Gretchen adjusted her goggles, squinting at the heap of bicycle parts, old clock gears, and a suspiciously alive rubber chicken. ‘This time, it’ll work,’ she muttered, tightening a bolt that squeaked like a disgruntled cat. Her garage reeked of motor oil and ambition.
The plan: a kinetic sculpture that spun to the sound of her favorite 80s power ballad. The reality: the rubber chicken clucked rhythmically, while the gears jammed like a fussy toddler. Gretchen yanked a wire, sparking a tiny fire that smelled like burnt popcorn.
‘Come on, you overgrown toaster,’ she yelled at the contraption. It shuddered, then launched a spoon into the air, where it twirled above her head like a confused helicopter. The chicken clucked louder.
Her neighbor, Mr. Pritchett, peered through the window. ‘You’re turning my garage into a circus,’ he called. Gretchen waved a greasy wrench. ‘It’s *art*, sir! A symphony of chaos!’

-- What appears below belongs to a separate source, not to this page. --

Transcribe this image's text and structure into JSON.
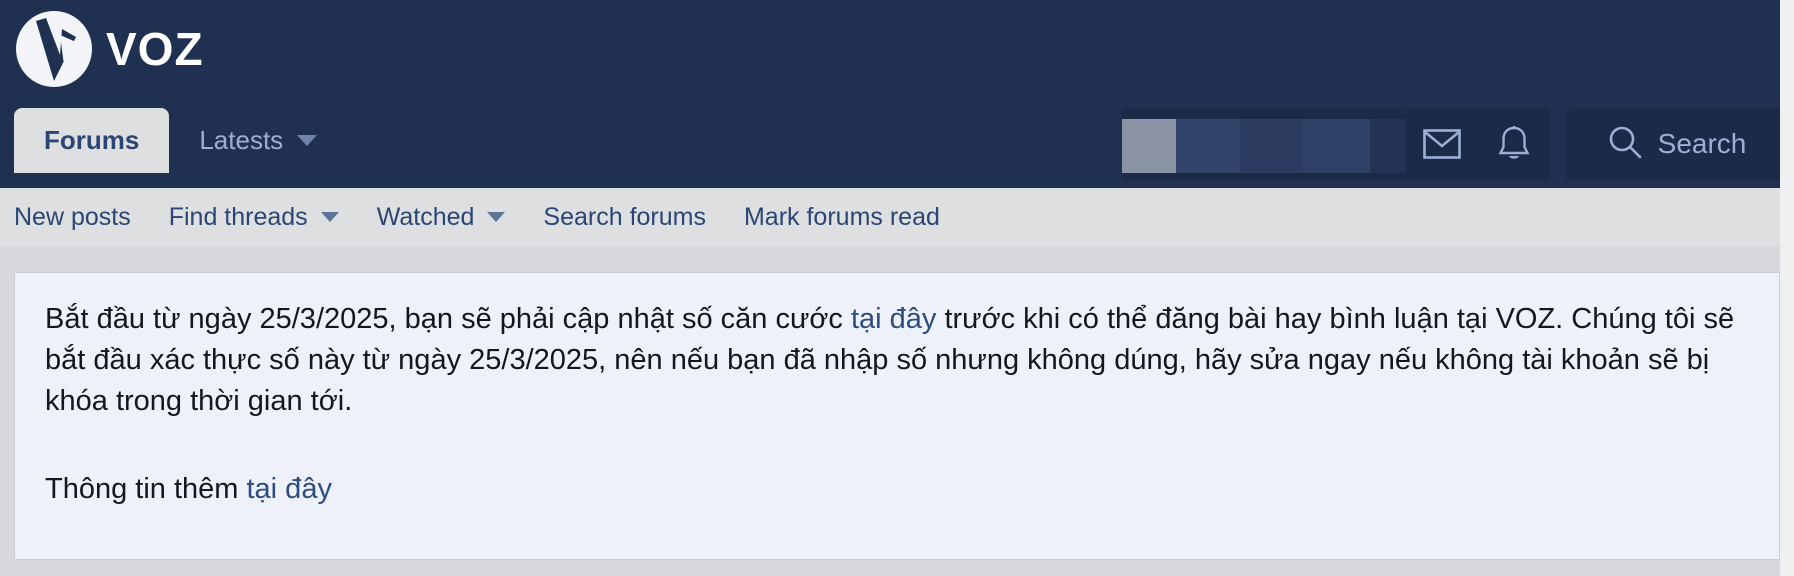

The sculpture lurched, knocking over a tower of soup cans that exploded into a metallic rain. The chicken took flight, perching on her shoulder. Gretchen laughed, covered in grease and glory, as the song hit a crescendo and the gears spun so fast they made a noise like a thousand angry seagulls. ‘Maybe I’ll call it… *The Chicken’s Revenge*,’ she said, dodging a flying spatula.